Unfortunately, the U.S. industry has blocked the U.S. administration from engaging meaningfully in negotiations, preferring the continued imposition of duties and the higher lumber prices caused by these tariffs to the detriment of U.S. consumers. In the meantime, we understand the harmful impact that U.S. duties have on workers and communities that rely on this important segment of Canada's forest sector.
In June 2017, the government announced the $867-million softwood lumber action plan over three years to support the needs of affected workers, communities and industry. An additional $251 million was allocated through budget 2019 to Natural Resources Canada's forest-sector innovation and diversification programs.
Global Affairs Canada sees continued trade diversification as critical to the future health of Canada's forest industries. This will help to sustain and grow Canadian forest sector jobs and support the communities that depend on these industries.
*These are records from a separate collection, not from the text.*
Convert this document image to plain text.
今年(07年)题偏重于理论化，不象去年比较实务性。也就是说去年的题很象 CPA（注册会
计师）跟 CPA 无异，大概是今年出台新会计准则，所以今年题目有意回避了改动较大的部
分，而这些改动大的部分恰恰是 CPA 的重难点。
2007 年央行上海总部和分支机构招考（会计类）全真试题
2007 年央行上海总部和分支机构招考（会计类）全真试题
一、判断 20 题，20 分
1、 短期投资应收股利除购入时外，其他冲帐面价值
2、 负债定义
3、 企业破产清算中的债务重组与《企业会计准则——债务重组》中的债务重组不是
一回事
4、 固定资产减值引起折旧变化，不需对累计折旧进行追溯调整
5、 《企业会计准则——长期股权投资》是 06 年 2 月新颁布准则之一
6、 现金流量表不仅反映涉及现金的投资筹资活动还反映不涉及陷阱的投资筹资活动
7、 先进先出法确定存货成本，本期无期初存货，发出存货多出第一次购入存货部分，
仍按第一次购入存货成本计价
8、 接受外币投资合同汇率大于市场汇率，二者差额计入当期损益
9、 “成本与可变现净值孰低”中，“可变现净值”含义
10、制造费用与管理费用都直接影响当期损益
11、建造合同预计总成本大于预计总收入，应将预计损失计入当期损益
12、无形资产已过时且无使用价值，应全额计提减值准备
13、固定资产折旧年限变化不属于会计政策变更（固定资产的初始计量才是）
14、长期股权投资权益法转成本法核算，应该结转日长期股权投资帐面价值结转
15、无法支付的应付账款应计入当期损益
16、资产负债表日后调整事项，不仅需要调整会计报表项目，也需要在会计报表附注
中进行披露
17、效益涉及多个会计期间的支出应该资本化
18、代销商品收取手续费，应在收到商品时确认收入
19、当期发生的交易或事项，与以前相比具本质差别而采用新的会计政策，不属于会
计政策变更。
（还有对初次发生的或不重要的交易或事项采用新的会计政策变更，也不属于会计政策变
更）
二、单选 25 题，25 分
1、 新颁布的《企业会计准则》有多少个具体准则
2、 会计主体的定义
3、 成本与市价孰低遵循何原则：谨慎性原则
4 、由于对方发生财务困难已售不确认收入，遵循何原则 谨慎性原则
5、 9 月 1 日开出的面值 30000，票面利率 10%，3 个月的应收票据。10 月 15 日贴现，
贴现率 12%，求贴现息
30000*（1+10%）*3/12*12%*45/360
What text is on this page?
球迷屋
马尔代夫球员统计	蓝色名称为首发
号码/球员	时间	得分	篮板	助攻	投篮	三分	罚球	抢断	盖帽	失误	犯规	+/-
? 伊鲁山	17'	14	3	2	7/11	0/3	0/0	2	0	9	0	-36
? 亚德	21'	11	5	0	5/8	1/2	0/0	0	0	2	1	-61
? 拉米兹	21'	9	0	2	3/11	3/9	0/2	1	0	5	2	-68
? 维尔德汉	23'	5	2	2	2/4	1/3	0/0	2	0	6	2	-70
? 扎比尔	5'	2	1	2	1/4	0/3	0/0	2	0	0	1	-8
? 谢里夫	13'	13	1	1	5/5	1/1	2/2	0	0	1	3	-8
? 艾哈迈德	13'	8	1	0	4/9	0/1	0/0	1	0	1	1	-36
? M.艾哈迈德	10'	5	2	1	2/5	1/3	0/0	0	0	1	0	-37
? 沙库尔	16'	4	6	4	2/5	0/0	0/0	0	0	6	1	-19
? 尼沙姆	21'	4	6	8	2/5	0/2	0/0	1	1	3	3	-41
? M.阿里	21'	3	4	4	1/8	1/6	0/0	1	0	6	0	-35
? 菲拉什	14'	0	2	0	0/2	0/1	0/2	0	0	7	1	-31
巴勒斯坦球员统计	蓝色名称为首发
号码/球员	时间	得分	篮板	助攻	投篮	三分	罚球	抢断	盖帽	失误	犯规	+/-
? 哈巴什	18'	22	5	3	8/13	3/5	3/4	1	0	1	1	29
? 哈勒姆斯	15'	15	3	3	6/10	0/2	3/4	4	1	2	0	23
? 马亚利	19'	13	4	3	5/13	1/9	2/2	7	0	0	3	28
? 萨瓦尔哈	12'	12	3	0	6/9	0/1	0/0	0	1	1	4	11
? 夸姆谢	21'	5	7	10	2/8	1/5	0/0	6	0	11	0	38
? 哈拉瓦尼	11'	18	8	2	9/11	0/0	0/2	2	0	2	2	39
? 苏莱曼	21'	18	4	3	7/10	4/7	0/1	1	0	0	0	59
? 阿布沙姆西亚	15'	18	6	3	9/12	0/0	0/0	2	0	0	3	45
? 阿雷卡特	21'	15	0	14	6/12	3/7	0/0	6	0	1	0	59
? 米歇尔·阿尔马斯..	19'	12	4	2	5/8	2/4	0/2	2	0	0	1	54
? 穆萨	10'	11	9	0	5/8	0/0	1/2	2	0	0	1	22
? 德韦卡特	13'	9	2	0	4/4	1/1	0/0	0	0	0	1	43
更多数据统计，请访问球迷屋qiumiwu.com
Global Affairs Canada supports forest product innovators in finding technology partners, foreign investors and new market opportunities for their next generation forest products, including bioproducts. Global Affairs Canada works closely with provinces and territories in promoting and advocating for Canada's environmental reputation in markets around the world.
Canada's bilateral and multilateral economic and trade agreements, either concluded or under negotiation, aim at increasing the international competitiveness of our natural resource industries, including the forest sector. For instance, the comprehensive economic and trade agreement with the European Union and the Comprehensive and Progressive Agreement for Trans-Pacific Partnership have opened up new export opportunities for the Canadian forest sector in Europe and Asia.
The government's trade diversification strategy features an investment of $290 million over five years to help Canadian businesses export and grow by strengthening the trade commissioner service and enhancing the support it provides to Canadian exporters, including those in the forest sector.
In conclusion, we recognize that the United States will continue to be the most important market for Canadian lumber exporters. Analysis suggests that the gap between U.S. demand and U.S. supply of softwood lumber will actually increase over the next decade, so the United States will need more imports.
Naturally, because of geographic proximity and close commercial links, Canada is best placed to supply this demand. As a result, we are confident that a settlement that brings stability and predictability to the softwood lumber industry is the best option for both countries.
Throughout this entire process, we have worked closely with the provinces, territories and industry stakeholders to ensure a united Canadian approach to this dispute. We will continue to work closely as we move forward.
Thank you, again, for this invitation to appear today. My colleagues and I look forward to your questions.